Hendric Hallay: Es sind rund 50 mittelständische Unternehmen. Allerdings läuft das nur bei der Hälfte unter dem Namen Umwelt- Controlling, die anderen nennen es Öko-Bilanzierung oder Umweltmanagement. Dazu gehört etwa Wilkhahn, der Büromöbel-Hersteller, oder der Beinbekleider Kunert. Man sollte jedoch nicht vergessen, daß alles erst vor fünf Jahren mit dem Verpackungshersteller Bischof & Klein begann.

Was läßt sich nach den Erfahrungen mit Umwelt-Controlling über den Erfolg aussagen?

Grundlage des Controlling ist die Erfassung der Stoff- und Energieströme, die in ein Unternehmen hinein- und wieder hinausfließen. Das Umwelt-Controlling ist also ein ökologisches Informationssystem, das Schwachstellen aufdecken soll. Der Energie- und Materialverbrauch für die Einzelprodukte hat mit dem Öko-Controlling abgenommen. Da aber ein wachsendes Unternehmen immer mehr produziert, wird dieser Fortschritt häufig wieder aufgezehrt. Deshalb hält sich die Gesamtbelastung der Umwelt etwa die Waage. Pro Produkteinheit jedoch schneiden jene Unternehmen mit Öko- Controlling natürlich besser ab.

Verdienen denn die Firmen daran?

Es gibt Kostenvorteile durch Materialeinsparung bei Roh-, Hilfs- und Betriebsstoffen. Das Öko-Controlling legt da Einsparpotentiale frei – das gilt insbesondere für die Energie. Außerdem fallen geringere Gebühren durch weniger Abfälle und Abwässer an. Die Investitionen ins Umwelt- Controlling, das können wir sagen, haben sich spätestens nach ein bis zwei Jahren amortisiert. Der wichtigste Bereich ist jedoch die langfristige Sicherung von Investitionen. Ein Mittelständler etwa, der mit Lösemitteln umgeht, muß die TA- Luft einhalten. Eine entsprechende Anlage kostet Geld, und Vorschriften dieser Art werden künftig noch strenger. Wir sagen den Betrieben: Berücksichtigt die Forderungen, die ohnehin in vier oder fünf Jahren auf euch zukommen, das verschafft euch eine größere Unternehmenssicherheit.

Ist denn das Umwelt-Controlling für Firmen nicht vor allem ein Werbeinstrument?

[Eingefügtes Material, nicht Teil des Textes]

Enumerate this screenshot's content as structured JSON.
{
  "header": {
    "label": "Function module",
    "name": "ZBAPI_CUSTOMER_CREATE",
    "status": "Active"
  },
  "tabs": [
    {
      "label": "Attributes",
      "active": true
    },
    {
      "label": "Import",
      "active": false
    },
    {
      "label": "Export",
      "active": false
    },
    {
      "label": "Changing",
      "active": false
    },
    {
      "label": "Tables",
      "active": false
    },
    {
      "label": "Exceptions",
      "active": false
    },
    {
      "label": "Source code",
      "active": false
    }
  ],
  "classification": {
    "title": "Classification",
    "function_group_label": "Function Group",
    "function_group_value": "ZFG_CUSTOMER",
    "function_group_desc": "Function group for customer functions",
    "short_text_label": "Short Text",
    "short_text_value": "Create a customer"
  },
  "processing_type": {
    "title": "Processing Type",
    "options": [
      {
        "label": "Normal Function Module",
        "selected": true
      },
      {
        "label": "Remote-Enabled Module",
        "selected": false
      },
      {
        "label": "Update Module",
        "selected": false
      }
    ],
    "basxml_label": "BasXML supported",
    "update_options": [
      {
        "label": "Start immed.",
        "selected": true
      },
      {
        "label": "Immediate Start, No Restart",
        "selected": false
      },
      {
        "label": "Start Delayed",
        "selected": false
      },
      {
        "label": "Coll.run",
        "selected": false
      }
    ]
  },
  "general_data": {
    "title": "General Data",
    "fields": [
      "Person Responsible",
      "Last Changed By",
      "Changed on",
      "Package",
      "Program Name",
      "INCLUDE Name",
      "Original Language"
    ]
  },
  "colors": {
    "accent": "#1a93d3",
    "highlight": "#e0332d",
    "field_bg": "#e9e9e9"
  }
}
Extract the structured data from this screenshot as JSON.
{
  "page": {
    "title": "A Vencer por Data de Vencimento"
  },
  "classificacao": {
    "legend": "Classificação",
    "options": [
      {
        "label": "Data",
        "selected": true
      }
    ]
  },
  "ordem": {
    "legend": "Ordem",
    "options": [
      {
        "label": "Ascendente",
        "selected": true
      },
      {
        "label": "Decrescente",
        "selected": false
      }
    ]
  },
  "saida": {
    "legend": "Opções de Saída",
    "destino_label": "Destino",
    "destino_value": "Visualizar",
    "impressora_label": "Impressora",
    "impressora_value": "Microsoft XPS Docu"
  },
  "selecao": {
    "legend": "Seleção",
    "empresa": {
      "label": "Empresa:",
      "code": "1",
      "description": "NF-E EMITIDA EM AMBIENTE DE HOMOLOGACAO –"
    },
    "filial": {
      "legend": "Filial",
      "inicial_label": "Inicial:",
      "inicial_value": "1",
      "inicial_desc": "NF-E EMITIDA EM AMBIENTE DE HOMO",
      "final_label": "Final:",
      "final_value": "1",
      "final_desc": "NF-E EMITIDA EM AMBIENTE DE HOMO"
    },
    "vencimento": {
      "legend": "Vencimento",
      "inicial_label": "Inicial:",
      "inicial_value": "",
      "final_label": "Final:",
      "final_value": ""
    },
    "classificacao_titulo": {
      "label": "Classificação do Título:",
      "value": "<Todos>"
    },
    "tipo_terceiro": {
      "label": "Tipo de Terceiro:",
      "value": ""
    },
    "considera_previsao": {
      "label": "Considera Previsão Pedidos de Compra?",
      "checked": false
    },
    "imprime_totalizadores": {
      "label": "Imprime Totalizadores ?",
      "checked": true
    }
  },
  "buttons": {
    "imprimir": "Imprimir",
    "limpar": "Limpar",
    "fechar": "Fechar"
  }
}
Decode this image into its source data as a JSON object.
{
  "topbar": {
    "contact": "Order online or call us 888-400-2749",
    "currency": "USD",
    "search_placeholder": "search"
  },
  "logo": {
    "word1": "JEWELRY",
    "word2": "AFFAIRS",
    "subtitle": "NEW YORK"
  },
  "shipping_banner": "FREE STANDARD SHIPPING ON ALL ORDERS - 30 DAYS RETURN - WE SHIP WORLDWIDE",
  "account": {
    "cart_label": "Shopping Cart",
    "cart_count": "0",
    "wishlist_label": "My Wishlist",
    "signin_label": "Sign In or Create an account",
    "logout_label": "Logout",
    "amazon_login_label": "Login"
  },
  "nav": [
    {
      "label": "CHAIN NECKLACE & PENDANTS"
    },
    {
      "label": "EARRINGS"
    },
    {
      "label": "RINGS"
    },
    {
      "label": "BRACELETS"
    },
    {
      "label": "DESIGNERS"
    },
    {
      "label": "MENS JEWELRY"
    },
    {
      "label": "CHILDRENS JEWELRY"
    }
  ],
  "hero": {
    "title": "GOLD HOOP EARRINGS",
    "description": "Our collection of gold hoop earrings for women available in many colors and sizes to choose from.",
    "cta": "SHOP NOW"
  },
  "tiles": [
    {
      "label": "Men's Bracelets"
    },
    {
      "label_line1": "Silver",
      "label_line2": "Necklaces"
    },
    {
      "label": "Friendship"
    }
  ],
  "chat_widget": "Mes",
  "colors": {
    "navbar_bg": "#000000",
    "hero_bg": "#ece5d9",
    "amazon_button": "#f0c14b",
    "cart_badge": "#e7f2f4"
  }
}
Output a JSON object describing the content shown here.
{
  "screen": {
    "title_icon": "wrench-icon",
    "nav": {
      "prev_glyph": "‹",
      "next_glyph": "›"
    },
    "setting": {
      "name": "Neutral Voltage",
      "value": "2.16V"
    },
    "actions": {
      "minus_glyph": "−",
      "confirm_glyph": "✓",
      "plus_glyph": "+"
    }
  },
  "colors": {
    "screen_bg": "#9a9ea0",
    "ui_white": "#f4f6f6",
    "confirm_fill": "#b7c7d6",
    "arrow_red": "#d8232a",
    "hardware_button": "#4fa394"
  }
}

Die Unternehmen können sich selbstverständlich als umweltfreundlich darstellen. Doch das gelingt ja heutzutage auch vielen Firmen, die gar nicht so sauber sind. Als PR- und Werbeinstrument spielt das Umwelt-Controlling deshalb eine untergeordnete Rolle. Was vielmehr zu Buche schlägt, ist das Risiko-Management. Wenn es zu einer Giftkatastrophe wie bei Sandoz kommt, bleibt das ewig am Firmenimage haften. Dem beugt das Umwelt-Controlling vor. Und: Es sorgt für Transparenz. Kleinere Unternehmen sind häufig Zulieferer für die Großindustrie; die Großen wälzen ihre Umweltprobleme auf die Kleinen ab. Zum Beispiel sind jetzt bei Conti-Gummi die ersten Autoreifen von VW zum Recycling zurückgekommen. VW verlangt von Conti eine Wiederverwertungsgarantie. Conti muß sich binnen eines halben Jahres etwas einfallen lassen – fast unmöglich, denn Gummi ist in dem Maße gar nicht wiederverwertbar. Die Input/Output-Bilanz deckt natürlich solche Beziehungen auf.

Fünfzig Unternehmen hierzulande – das ist doch nur ein Tropfen auf den heißen Stein. Läßt sich prognostizieren, wie viele Unternehmen in den nächsten Jahren das Controlling anwenden werden?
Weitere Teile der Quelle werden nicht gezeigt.